The Green Party (SZ) leadership election of 2018 was held on 20 January 2018. The incumbent leader Matěj Stropnický wasn't running for reelection. It will be held following 2017 legislative election in which party received only 1.46% of votes. Mayor of Prague 4 Petr Štěpánek was elected the new leader.

==Background==
Matěj Stropnický led the party since 2016. He was known for his radical left-wing ideas. The party suffered heavy defeat under his leadership in 2017 legislative election and received only 1.46% and lost state contribution. Stropnický resigned on his position and announced he won't seek reelection.

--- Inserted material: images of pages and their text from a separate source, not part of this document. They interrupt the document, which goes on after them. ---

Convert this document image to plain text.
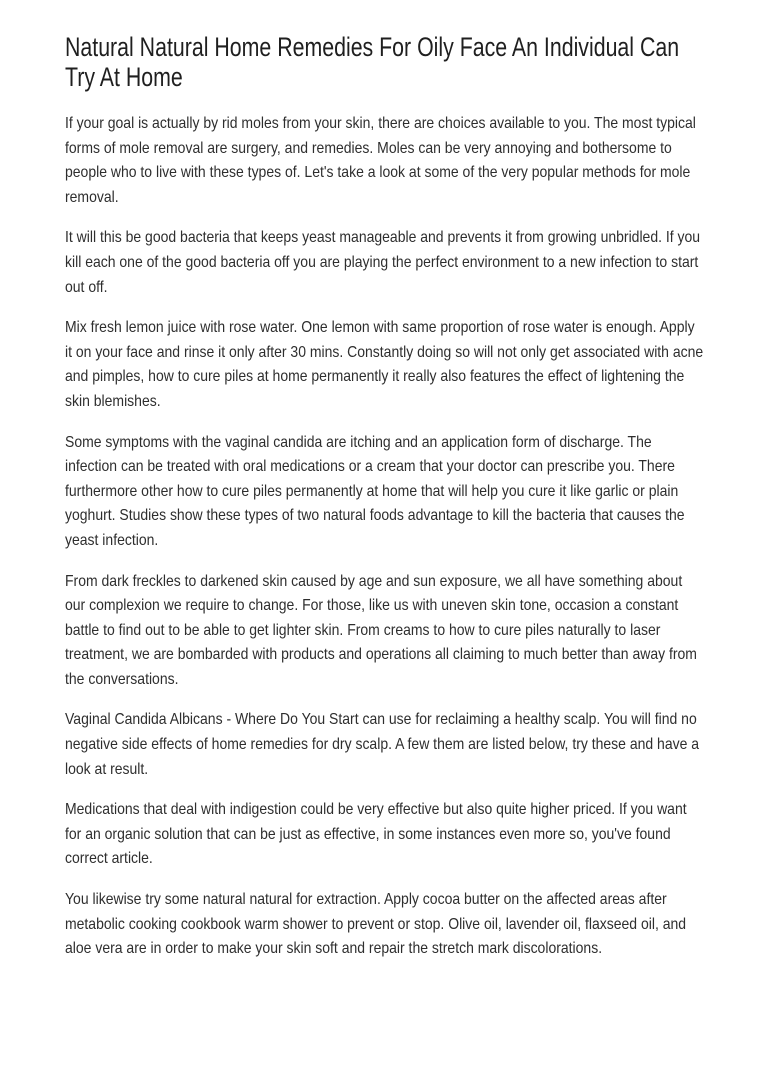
Natural Natural Home Remedies For Oily Face An Individual Can Try At Home

If your goal is actually by rid moles from your skin, there are choices available to you. The most typical forms of mole removal are surgery, and remedies. Moles can be very annoying and bothersome to people who to live with these types of. Let's take a look at some of the very popular methods for mole removal.

It will this be good bacteria that keeps yeast manageable and prevents it from growing unbridled. If you kill each one of the good bacteria off you are playing the perfect environment to a new infection to start out off.

Mix fresh lemon juice with rose water. One lemon with same proportion of rose water is enough. Apply it on your face and rinse it only after 30 mins. Constantly doing so will not only get associated with acne and pimples, how to cure piles at home permanently it really also features the effect of lightening the skin blemishes.

Some symptoms with the vaginal candida are itching and an application form of discharge. The infection can be treated with oral medications or a cream that your doctor can prescribe you. There furthermore other how to cure piles permanently at home that will help you cure it like garlic or plain yoghurt. Studies show these types of two natural foods advantage to kill the bacteria that causes the yeast infection.

From dark freckles to darkened skin caused by age and sun exposure, we all have something about our complexion we require to change. For those, like us with uneven skin tone, occasion a constant battle to find out to be able to get lighter skin. From creams to how to cure piles naturally to laser treatment, we are bombarded with products and operations all claiming to much better than away from the conversations.

Vaginal Candida Albicans - Where Do You Start can use for reclaiming a healthy scalp. You will find no negative side effects of home remedies for dry scalp. A few them are listed below, try these and have a look at result.

Medications that deal with indigestion could be very effective but also quite higher priced. If you want for an organic solution that can be just as effective, in some instances even more so, you've found correct article.

You likewise try some natural natural for extraction. Apply cocoa butter on the affected areas after metabolic cooking cookbook warm shower to prevent or stop. Olive oil, lavender oil, flaxseed oil, and aloe vera are in order to make your skin soft and repair the stretch mark discolorations.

Some members called Michal Berg to run for the position. Berg stated that his candidacy is unlikely. Election was called for 20 January 2018. There are 4 candidates for the position of leader.

==Candidates==
- Petr Kutílek, Deputy Chairman of the party and manager
- Jan Šlechta, teacher and mountain climber
- Petr Štěpánek, biologist, university professor and Mayor of Prague 4
- František Vosecký, councillor of Prague 7

==Voting==

| Candidate | Votes | % |  |
|---|---|---|---|
| Petr Štěpánek | 119 | 54.34% |  |
| František Vosecký | 94 | 42.92% |  |
| Jan Šlechta | 6 | 2.74% |  |

Voting was held on 20 January 2018. Petr Kutílek withdrawn from election prior voting. Štěpánek has won the election with 119 votes. štěpánek called his victory a return to the political Centre.